Il vescovo di Dolia,
non espressamente nominato ma sempre Saladino, si ritrova poi in un documento
del marzo 1354 proveniente dalla curia pontificia di Avignone dove papa
Innocenzo VI invitò l’arcivescovo di Cagliari e ai suoi suffraganei a
pronunciarsi sull’opportunità di trasferire la sede del vescovado di Sulci da
Tratalias, dove si trovava dal secolo XI a causa delle scorrerie musulmane, a
Villa di Chiesa.
Quando,
alla fine di gennaio del 1355, il re Pietro IV volle dare avvio alla prima
esperienza parlamentare del Regnum Sardiniae et Corsicae, fece partire da
Cagliari una serie di lettere convocatorie che fissavano la data di inizio
delle riunioni per il 15 febbraio. Scorrendo l’elenco dei convocati per il
Braccio Ecclesiastico troviamo anche l’invito al «venerabili in Christo
patri Seladino, divina providencia episcopo Doliensi». Egli tuttavia non presenziò mai ai lavori perché nel frattempo morì (obiit), come ebbe modo di annotare un
anonimo scrivano a margine del verbale delle Corti, stilato fra il febbraio e
il marzo dello stesso anno.
L’episcopato
di Saladino si è protratto dunque per almeno un ventennio.
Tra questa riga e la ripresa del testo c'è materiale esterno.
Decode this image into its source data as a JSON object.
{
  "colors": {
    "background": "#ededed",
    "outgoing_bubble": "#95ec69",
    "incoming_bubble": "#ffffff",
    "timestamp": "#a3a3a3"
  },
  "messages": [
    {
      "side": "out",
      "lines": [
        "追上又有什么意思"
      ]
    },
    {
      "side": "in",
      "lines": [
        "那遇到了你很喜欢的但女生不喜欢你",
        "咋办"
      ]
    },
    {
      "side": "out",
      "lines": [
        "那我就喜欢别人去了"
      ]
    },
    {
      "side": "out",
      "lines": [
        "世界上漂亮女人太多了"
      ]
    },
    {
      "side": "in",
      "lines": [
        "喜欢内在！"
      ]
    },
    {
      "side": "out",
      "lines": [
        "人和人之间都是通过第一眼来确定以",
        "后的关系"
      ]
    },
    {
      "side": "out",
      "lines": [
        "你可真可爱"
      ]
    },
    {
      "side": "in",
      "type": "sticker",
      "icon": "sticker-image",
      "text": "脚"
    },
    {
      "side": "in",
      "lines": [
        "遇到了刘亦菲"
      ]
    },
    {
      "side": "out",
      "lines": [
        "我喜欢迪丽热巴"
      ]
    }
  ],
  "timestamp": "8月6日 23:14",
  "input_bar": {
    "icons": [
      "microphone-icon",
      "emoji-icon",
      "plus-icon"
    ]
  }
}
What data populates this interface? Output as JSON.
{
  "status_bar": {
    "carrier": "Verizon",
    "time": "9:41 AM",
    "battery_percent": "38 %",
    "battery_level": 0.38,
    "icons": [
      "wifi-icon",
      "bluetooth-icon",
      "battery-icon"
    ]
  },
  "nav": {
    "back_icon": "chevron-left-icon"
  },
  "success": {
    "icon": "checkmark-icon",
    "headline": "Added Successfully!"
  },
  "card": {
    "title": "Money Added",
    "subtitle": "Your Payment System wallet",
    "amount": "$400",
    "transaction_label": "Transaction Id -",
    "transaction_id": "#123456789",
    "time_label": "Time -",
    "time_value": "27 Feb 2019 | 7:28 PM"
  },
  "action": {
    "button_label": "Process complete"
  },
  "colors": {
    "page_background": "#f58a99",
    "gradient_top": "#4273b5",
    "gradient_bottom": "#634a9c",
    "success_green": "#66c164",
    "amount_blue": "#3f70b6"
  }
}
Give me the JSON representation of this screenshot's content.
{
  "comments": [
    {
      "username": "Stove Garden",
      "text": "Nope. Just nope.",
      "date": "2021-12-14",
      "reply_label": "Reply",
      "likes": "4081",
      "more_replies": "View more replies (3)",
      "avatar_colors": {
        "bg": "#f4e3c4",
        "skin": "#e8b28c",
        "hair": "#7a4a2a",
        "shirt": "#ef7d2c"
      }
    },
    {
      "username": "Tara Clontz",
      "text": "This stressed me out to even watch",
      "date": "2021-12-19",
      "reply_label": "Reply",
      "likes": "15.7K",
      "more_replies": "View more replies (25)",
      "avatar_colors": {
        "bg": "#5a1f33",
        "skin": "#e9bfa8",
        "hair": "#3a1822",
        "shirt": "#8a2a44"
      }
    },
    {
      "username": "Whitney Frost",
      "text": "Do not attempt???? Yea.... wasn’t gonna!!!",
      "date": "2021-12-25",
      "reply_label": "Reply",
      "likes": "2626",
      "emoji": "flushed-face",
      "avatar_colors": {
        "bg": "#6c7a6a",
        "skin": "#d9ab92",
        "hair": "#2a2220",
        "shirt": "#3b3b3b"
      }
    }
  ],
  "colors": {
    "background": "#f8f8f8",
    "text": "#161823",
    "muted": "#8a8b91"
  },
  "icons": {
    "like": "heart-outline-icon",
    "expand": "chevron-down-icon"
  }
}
Dopo la sua morte la
diocesi andò incontro ad un periodo di vacanza perché il successore Giovanni, aragonese,
per alcuni problemi che si verificarono all’atto della sua elezione potè
insediarsi solo a partire dall’ottobre 1355.
[1] estratto da: Antonio
FORCI, L'episcopato di Saladinus Doliensis nella Sardegna regnicola del secolo
XIV (1335-1355), in RiMe. Rivista dell’Istituto di Storia dell’Europa
Mediterranea, n. 12, giugno 2014, pag. 67-106.